Much of the epochal and celebratory (and conservative) rhetoric surrounding “web 2.0″ is at times disconcertingly familiar. In the mid nineties, we were doing exactly the same thing–but this time, “the web” was pit up against a series of “non digital” foe. Within a lot of the early theories of “cyberspace” (Turkle, Rheingold, Stone, Mitchell, to name just a few) the drama of the new, the revolutionary, and the subversive was played out in contrast to an former, more traditional and less progressive time. Belonging to this former period are the outmoded cultural artifacts of the book, the narrative film, the chemically produced photograph, all antiques of a pre-hypertextual era where knowledge was physically contained or delimited in discrete forms, where we were “led” through the narrative as passive consumers. Now, as users, we were immersed in an “interactive” culture that, apparently, transformed us from couch potatoes to agents in the construction of our own multiple narratives and identities.
Here the meaning of the “new digital age” was read off the technologies in question, and so for all the celebration (or commiseration) that herein lay the epistemological shift to define an era, the theories still participated in the dominant progressivist narrative of scientific and technological “evolution.” Here, and arguably now, the major claim was that formerly antiquated modes of cultural production lacked the essential characteristics of digital representation, which privileged indeterminacy, multiplicity and “laid bare” the heretofore mystificatory and naturalized processes of meaning-making. Often glossed or ignored in these accounts of the inherent interactivity and “writerliness” of digital imaging is how all such interaction or communication takes place within specific given conditions and institutional structures.
While I do not want to suggest that Web 2.0 was/is an empty term, or set its usage up as a strawman to show how we are committing all the same errors, what I am interested in is how and for what purposes Web 1.0 becomes the defining “other” or “outside” to web 2.0. It is this gesture I think we need to be careful of, even while we usefully galvanize the theoretical concept of Web 2.0. As a scholar with a cultural studies bent, I see Web 2.0 less as a revolution in technology than as an acceleration of an already-occuring epistemological shift triggered by modernity. Just when this shift was triggered is obviously up for debate, but just as the “dawning of a digital age” did not mean a turn away from “passive” modes of consumption and production, nor does web 2.0 signal a break from conventional and intractable forms of an older, flat, world wide web.
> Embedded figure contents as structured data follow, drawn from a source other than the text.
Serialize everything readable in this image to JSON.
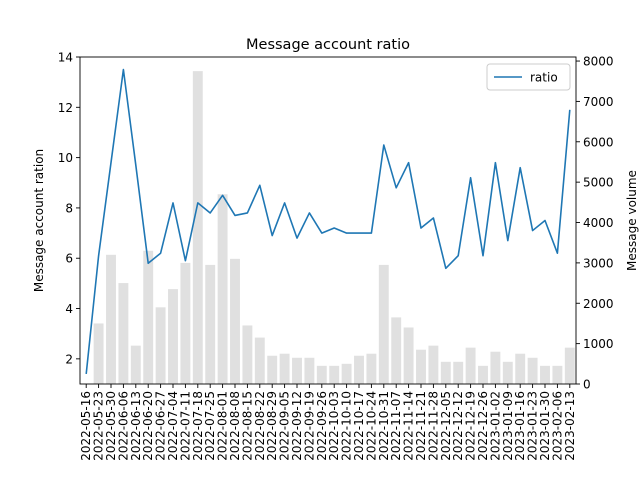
{
  "chart_data": {
    "type": "bar+line",
    "title": "Message account ratio",
    "ylabel_left": "Message account ration",
    "ylabel_right": "Message volume",
    "legend": {
      "position": "upper-right",
      "entries": [
        "ratio"
      ]
    },
    "ylim_left": [
      1.0,
      14.0
    ],
    "ylim_right": [
      0,
      8100
    ],
    "yticks_left": [
      2,
      4,
      6,
      8,
      10,
      12,
      14
    ],
    "yticks_right": [
      0,
      1000,
      2000,
      3000,
      4000,
      5000,
      6000,
      7000,
      8000
    ],
    "categories": [
      "2022-05-16",
      "2022-05-23",
      "2022-05-30",
      "2022-06-06",
      "2022-06-13",
      "2022-06-20",
      "2022-06-27",
      "2022-07-04",
      "2022-07-11",
      "2022-07-18",
      "2022-07-25",
      "2022-08-01",
      "2022-08-08",
      "2022-08-15",
      "2022-08-22",
      "2022-08-29",
      "2022-09-05",
      "2022-09-12",
      "2022-09-19",
      "2022-09-26",
      "2022-10-03",
      "2022-10-10",
      "2022-10-17",
      "2022-10-24",
      "2022-10-31",
      "2022-11-07",
      "2022-11-14",
      "2022-11-21",
      "2022-11-28",
      "2022-12-05",
      "2022-12-12",
      "2022-12-19",
      "2022-12-26",
      "2023-01-02",
      "2023-01-09",
      "2023-01-16",
      "2023-01-23",
      "2023-01-30",
      "2023-02-06",
      "2023-02-13"
    ],
    "xtick_labels": [
      "2022-05-16",
      "2022-05-23",
      "2022-05-30",
      "2022-06-06",
      "2022-06-13",
      "2022-06-20",
      "2022-06-27",
      "2022-07-04",
      "2022-07-11",
      "2022-07-18",
      "2022-07-25",
      "2022-08-01",
      "2022-08-08",
      "2022-08-15",
      "2022-08-22",
      "2022-08-29",
      "2022-09-05",
      "2022-09-12",
      "2022-09-19",
      "2022-09-26",
      "2022-10-03",
      "2022-10-10",
      "2022-10-17",
      "2022-10-24",
      "2022-10-31",
      "2022-11-07",
      "2022-11-14",
      "2022-11-21",
      "2022-11-28",
      "2022-12-05",
      "2022-12-12",
      "2022-12-19",
      "2022-12-26",
      "2023-01-02",
      "2023-01-09",
      "2023-01-16",
      "2023-01-23",
      "2023-01-30",
      "2023-02-06",
      "2023-02-13"
    ],
    "series": [
      {
        "name": "ratio",
        "axis": "left",
        "kind": "line",
        "color": "#1f77b4",
        "values": [
          1.4,
          6.1,
          9.8,
          13.5,
          9.7,
          5.8,
          6.2,
          8.2,
          5.9,
          8.2,
          7.8,
          8.5,
          7.7,
          7.8,
          8.9,
          6.9,
          8.2,
          6.8,
          7.8,
          7.0,
          7.2,
          7.0,
          7.0,
          7.0,
          10.5,
          8.8,
          9.8,
          7.2,
          7.6,
          5.6,
          6.1,
          9.2,
          6.1,
          9.8,
          6.7,
          9.6,
          7.1,
          7.5,
          6.2,
          11.9
        ]
      },
      {
        "name": "volume",
        "axis": "right",
        "kind": "bar",
        "color": "#e0e0e0",
        "values": [
          0,
          1500,
          3200,
          2500,
          950,
          3300,
          1900,
          2350,
          3000,
          7750,
          2950,
          4700,
          3100,
          1450,
          1150,
          700,
          750,
          650,
          650,
          450,
          450,
          500,
          700,
          750,
          2950,
          1650,
          1400,
          850,
          950,
          550,
          550,
          900,
          450,
          800,
          550,
          750,
          650,
          450,
          450,
          900
        ]
      }
    ]
  }
}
Just how transformative, constructivist, democratic, and new Web 2.0 is depends on the specific and material contexts of its uses (and how, in turn, we read them). As I’ve mentioned before, “mommyblogging” for me is an instance of this potential transformation; but on the other hand, it is also an instance where largely white and middle-classed western women get to write the stories of “motherhood.” ”Blogging” is not instrinsically radical or democratic–far from it. But does it signal some shifts in forms of communication and the distribution of representative power? In many specific, material contexts yes. (and also no).
So, on one level “web 2.0″ for me is not a useful phrase, for it suggests a breaking away from something by means of new technologies that is not necessarily the case. On the other hand, as a term to usefully describe this ongoing shift, this ongoing turn to new forms of communication and of being, then at this moment in time, web 2.0 is doing its job. As long as we remain grounded in the address of situated contexts of usage. The term is usefully bringing critical theoretical and social issues back to the forefront, and once again highlighting that change–however slow, however uneven–is afoot. And for that, it is very useful.